Dilaporkan tidak sedikit warga yang mempunyai sertifikat tanah disana dan membayar pajak tanah setiap tahunnya. Masyarakat juga merasa berhak atas penguasaan tanah Anyer Dalam karena selama ini tanah tersebut telah dipergunakan mereka selama berpuluh-puluh tahun dan ada beberapa dari mereka menempati tanah tersebut secara turun temurun.

Masyarakat yang menempati tanah tersebut juga telah membayar Pajak Bumi dan Bangunan (PBB). Rasa keberatan pun muncul dari masyarakat setempat karena mereka berpendapat bahwa tanah yang mereka kuasai sekarang adalah bukan lagi hak dari PT KAI karena bisa dikatakan PT KAI telah menelantarkan tanah tersebut selama berpuluh-puluh tahun.

Namun, dalam peraturan tertera jelas tanah Anyer Dalam tersebut merupakan aset milik negara. Dikutip dari Peraturan Pemerintah No 8 tahun 1953 tentang penguasaan tanah-tanah negara: tanah negara ialah tanah yang dikuasai penuh oleh negara. Serta Peraturan Pemerintah No. 36 tahun 1998 tentang penertiban dan pendayagunaan tanah terlantar: "tanah yang sudah dinyatakan sebagai tanah terlantar menjadi tanah yang dikuasai langsung oleh negara." (pasal 15 ayat 1).

Hingga Agustus 2022, luas tanah PT KAI yang telah bersertifikat yaitu 144 juta m atau 53% dari total luas tanah KAI yaitu 270 juta m.
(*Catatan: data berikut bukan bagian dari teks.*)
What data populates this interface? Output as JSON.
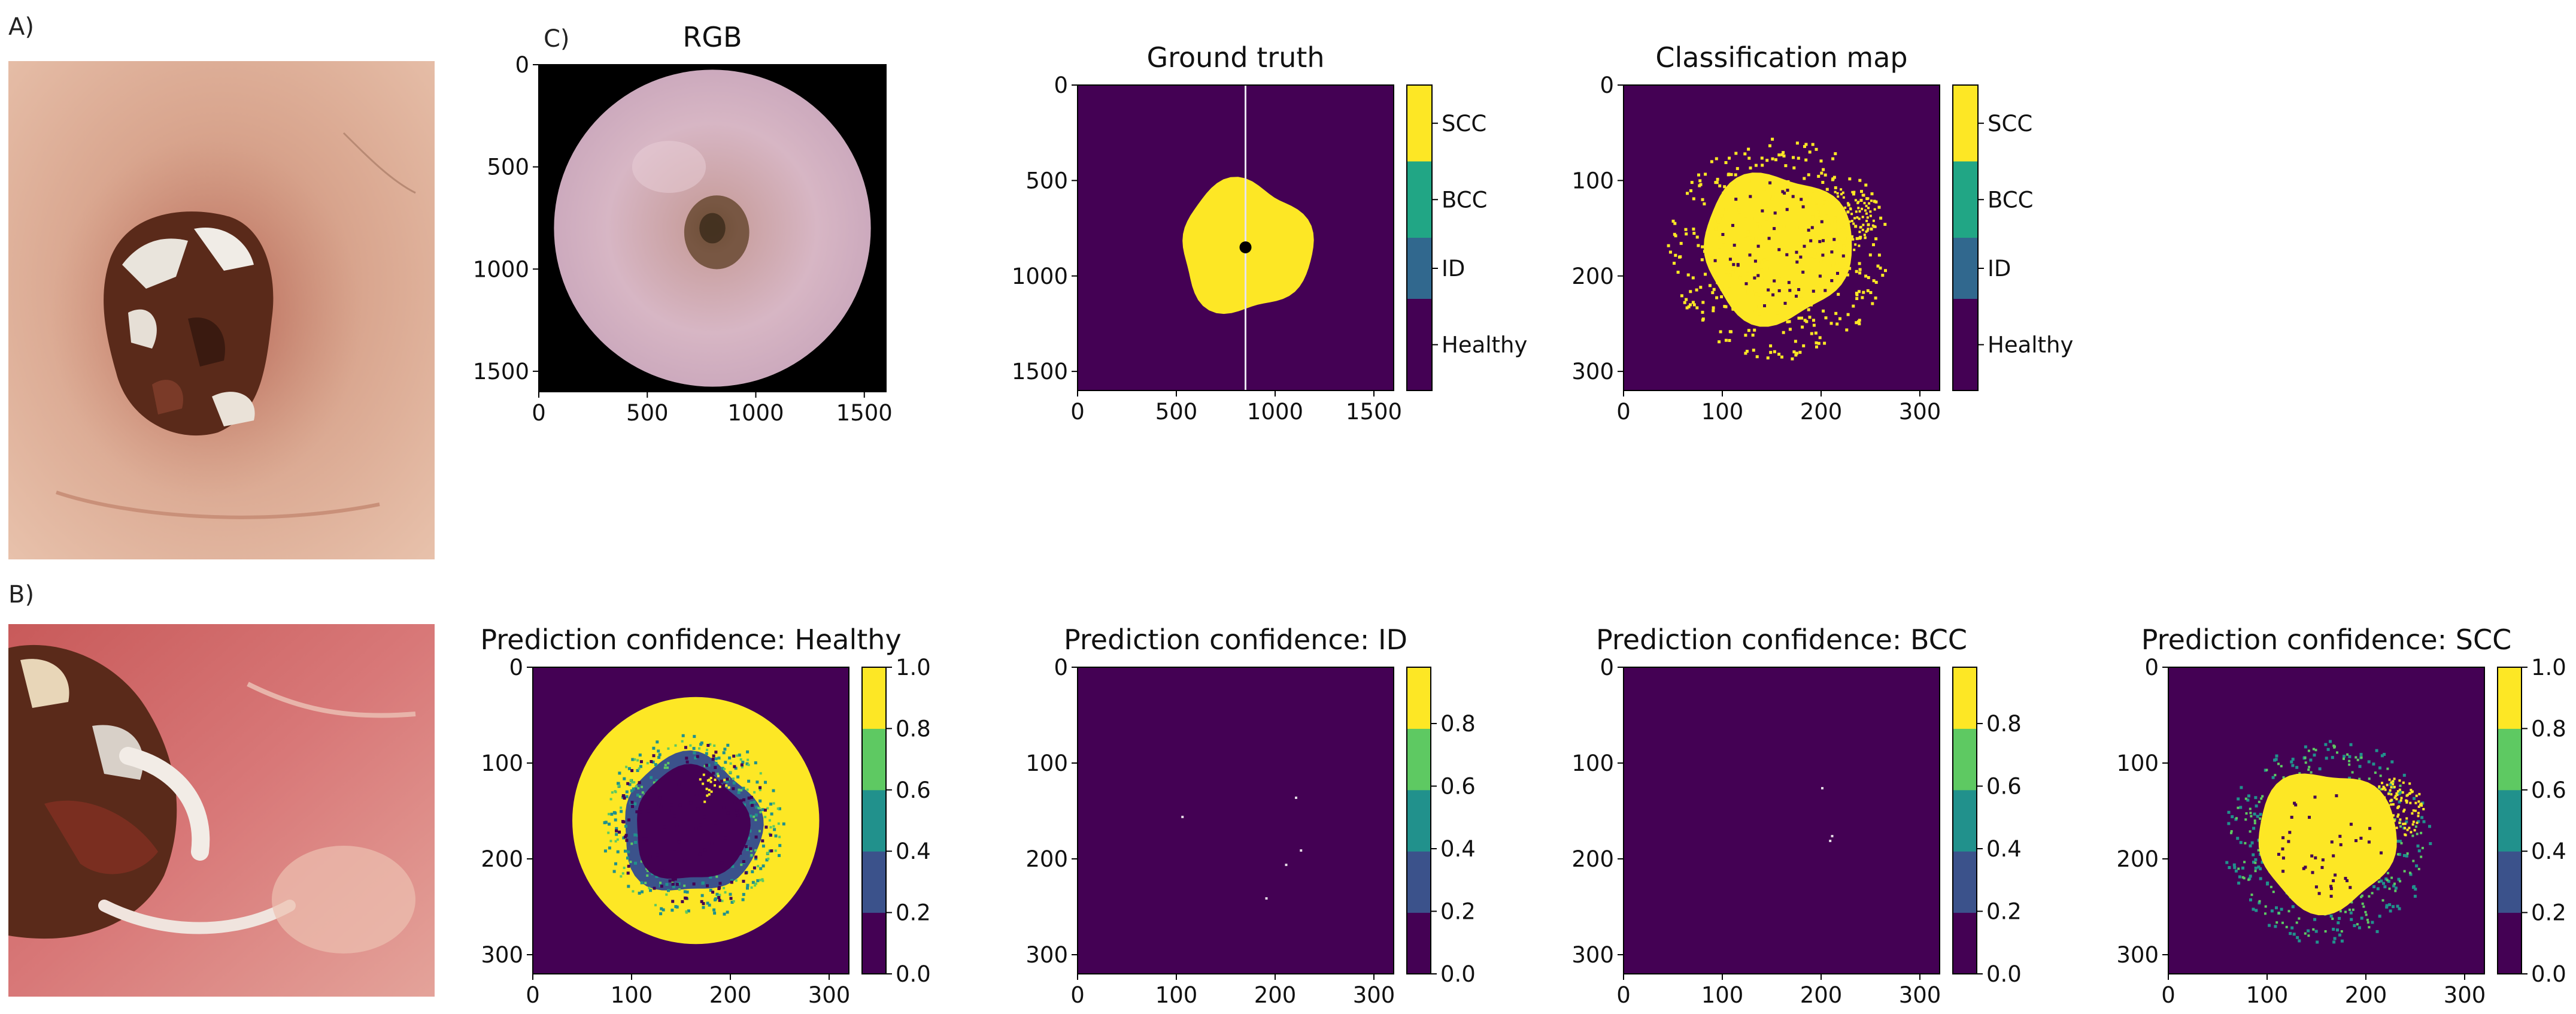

PT KAI Menganggap bahwa tanah warga tempati tersebut merupakan milik mereka dan harus dipertahankan karena berpegang pada grondkaart yang merupakan hasil dari pengukuran dan pemetaan zaman Belanda untuk keperluan aset perusahaan kereta api negara (Staast Spoonwegen disingkat SS) sejak tanggal 18 Agustus 1945 yang otomatis menjadi aset PT, KAI.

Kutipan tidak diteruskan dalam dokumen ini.